What does the pipeline look like and what are you expecting/projecting for the year ahead?
Contributing to our aggressive growth is one of our strongest pipelines ever—298 active projects—including MBAs (multiunit development agreements) whereby a buyer commits to a specific number of deals in a designated area over a given period of time.
To support this growth as well as the 460 extended-stay products that are open now, we have created what we’re calling the Choice ES division, where we can put resources toward making sure that these properties operate as they were designed to, not just as big rooms. We want people cooking, filling up the fridge, and staying in like a home away from home.
Where is the interest from developers and owners coming from now?

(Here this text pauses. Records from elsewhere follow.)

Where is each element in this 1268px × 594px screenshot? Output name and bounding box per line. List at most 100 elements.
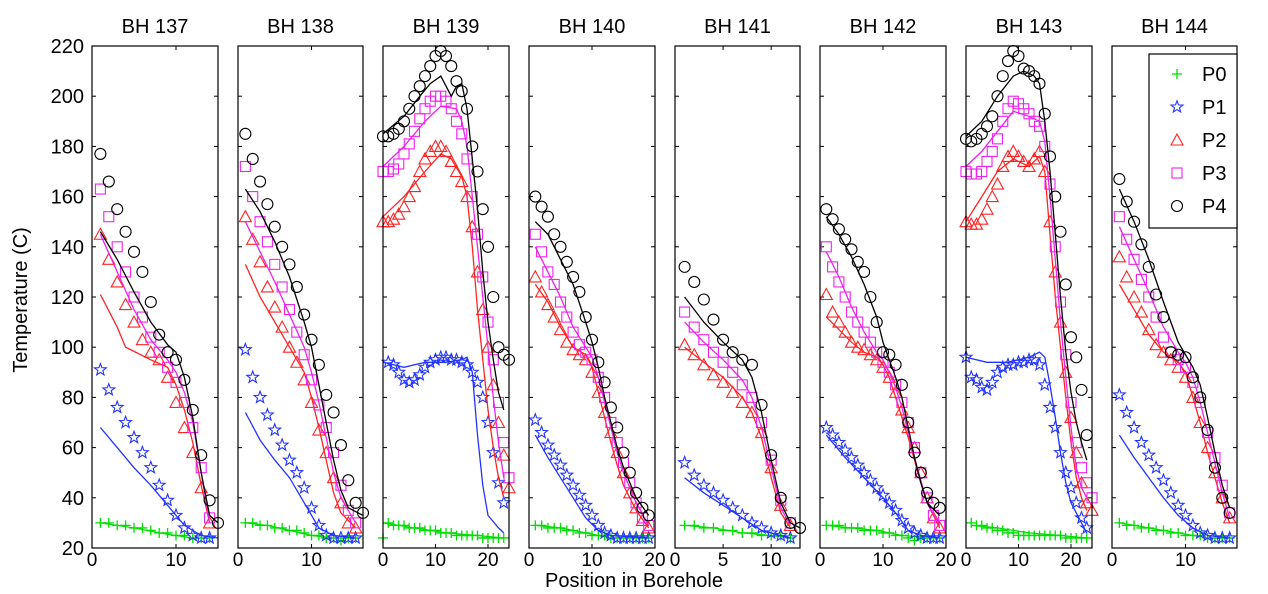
data-point-p1 [734, 507, 750, 522]
data-point-p0 [568, 525, 579, 536]
data-point-p0 [679, 520, 690, 531]
data-point-p3 [170, 376, 182, 388]
data-point-p1 [348, 530, 364, 545]
data-point-p0 [1129, 520, 1140, 531]
data-point-p0 [727, 525, 738, 536]
data-point-p2 [985, 189, 1000, 203]
data-point-p4 [334, 439, 347, 452]
data-point-p1 [401, 374, 417, 389]
data-point-p1 [168, 507, 184, 522]
data-point-p4 [418, 70, 432, 83]
series-p4 [820, 203, 946, 516]
x-tick-label: 20 [935, 550, 956, 571]
model-line-p2 [382, 153, 505, 498]
data-point-p1 [578, 497, 594, 512]
data-point-p1 [584, 507, 600, 522]
data-point-p4 [908, 446, 921, 459]
series-p3 [679, 306, 796, 529]
data-point-p4 [592, 356, 605, 369]
data-point-p2 [402, 189, 417, 203]
y-tick-label: 160 [51, 187, 84, 209]
panel-title: BH 142 [850, 16, 917, 38]
data-point-p3 [94, 183, 106, 195]
data-point-p0 [987, 522, 998, 533]
data-point-p1 [1037, 377, 1053, 392]
data-point-p3 [554, 296, 567, 308]
data-point-p1 [913, 527, 929, 542]
data-point-p1 [1079, 520, 1095, 535]
data-point-p2 [439, 144, 453, 157]
data-point-p3 [1194, 396, 1206, 408]
data-point-p3 [736, 379, 748, 391]
data-point-p0 [852, 522, 863, 533]
panel-frame [382, 45, 510, 549]
data-point-p4 [1157, 311, 1170, 324]
data-point-p1 [289, 464, 305, 479]
data-point-p2 [1193, 415, 1208, 429]
series-p0 [821, 520, 945, 546]
data-point-p2 [185, 445, 200, 459]
series-p2 [528, 269, 656, 534]
data-point-p2 [238, 209, 253, 223]
data-point-p1 [1005, 356, 1021, 372]
model-line-p2 [534, 284, 650, 529]
data-point-p4 [397, 115, 411, 128]
series-p3 [239, 160, 362, 529]
model-line-p4 [99, 231, 219, 524]
data-point-p2 [1022, 159, 1036, 173]
data-point-p4 [1059, 278, 1072, 291]
star-icon [1169, 99, 1185, 114]
legend-entry-p3: P3 [1171, 163, 1226, 185]
data-point-p3 [707, 346, 720, 358]
data-point-p4 [1142, 260, 1155, 273]
data-point-p4 [460, 102, 474, 115]
square-icon [1171, 167, 1183, 179]
data-point-p3 [1033, 120, 1046, 132]
x-tick-label: 0 [378, 550, 389, 571]
data-point-p1 [185, 527, 201, 542]
data-point-p0 [299, 527, 310, 538]
data-point-p1 [386, 356, 401, 372]
data-point-p3 [450, 115, 463, 127]
data-point-p3 [162, 361, 174, 373]
data-point-p2 [863, 347, 878, 361]
series-p4 [529, 190, 655, 522]
data-point-p0 [580, 527, 591, 538]
data-point-p0 [262, 520, 273, 531]
data-point-p4 [832, 223, 845, 236]
data-point-p0 [896, 530, 907, 541]
data-point-p4 [876, 346, 890, 359]
data-point-p1 [1058, 464, 1074, 479]
panel-5: BH 141 0 5 10 [670, 16, 807, 571]
data-point-p3 [717, 356, 729, 368]
data-point-p2 [1016, 154, 1031, 168]
data-point-p2 [819, 287, 834, 301]
panel-title: BH 139 [413, 16, 480, 38]
data-point-p4 [745, 358, 758, 371]
data-point-p4 [450, 75, 463, 88]
legend-label: P1 [1202, 97, 1226, 119]
data-point-p4 [305, 333, 318, 346]
panel-title: BH 140 [559, 16, 626, 38]
data-point-p4 [554, 240, 567, 253]
data-point-p1 [143, 459, 159, 474]
data-point-p4 [535, 200, 548, 213]
data-point-p3 [573, 339, 585, 351]
data-point-p2 [1069, 445, 1084, 459]
data-point-p3 [261, 236, 273, 248]
data-point-p0 [171, 530, 181, 541]
data-point-p2 [1112, 249, 1127, 263]
data-point-p1 [831, 434, 847, 449]
data-point-p2 [534, 284, 549, 298]
data-point-p3 [997, 115, 1009, 127]
data-point-p2 [1134, 304, 1149, 318]
data-point-p3 [276, 281, 288, 293]
data-point-p4 [127, 245, 141, 258]
data-point-p1 [260, 407, 275, 422]
data-point-p4 [1070, 351, 1083, 364]
data-point-p3 [890, 379, 902, 391]
data-point-p4 [996, 70, 1009, 83]
data-point-p4 [1075, 383, 1088, 396]
data-point-p4 [320, 388, 333, 401]
data-point-p2 [980, 202, 994, 215]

With GOPs consistently in excess of 50 percent, especially at WoodSpring, many of our existing franchisees are coming back to get more of that. We’re also getting some folks that want to diversify their portfolio. So, as much as we would like to bring in new people, most of our business focuses on private equity, funds designated for multiple transactions, which is where we expect to stay and grow.
Can you describe what’s behind the conversion of economy brands into what is now Suburban Extended Stay hotels?
With Suburban, we’re focused on the conversion of economy transient suburban brands to extended-stay hotels. This involves repositioning an unbranded or under-branded property into the extended-stay segment. To make it easy for owners to envision and implement this transformation, we have a module that enables them to put a kitchen in a standard guestroom. It’s like a “room in a box” that can be shipped and positioned behind the bathroom, where the plumbing for the bathroom is already in place. It includes a sink, a full-size refrigerator that plugs into a 110 outlet, and several different options for cooking.
What’s ahead for Everhome Suites—a brand that was introduced at the start of the pandemic?
This higher-end product for guests willing to pay a bit more did have to be put on the back burner in 2020, but I would say we’re roaring back now, helped by a real estate team that makes it a turnkey proposition even for owners without previous hotel experience. Right now, our strongest market has been the four corners of the country—Seattle, New England, South Florida, Atlanta, plus pockets in the middle, including Dallas and Chicago.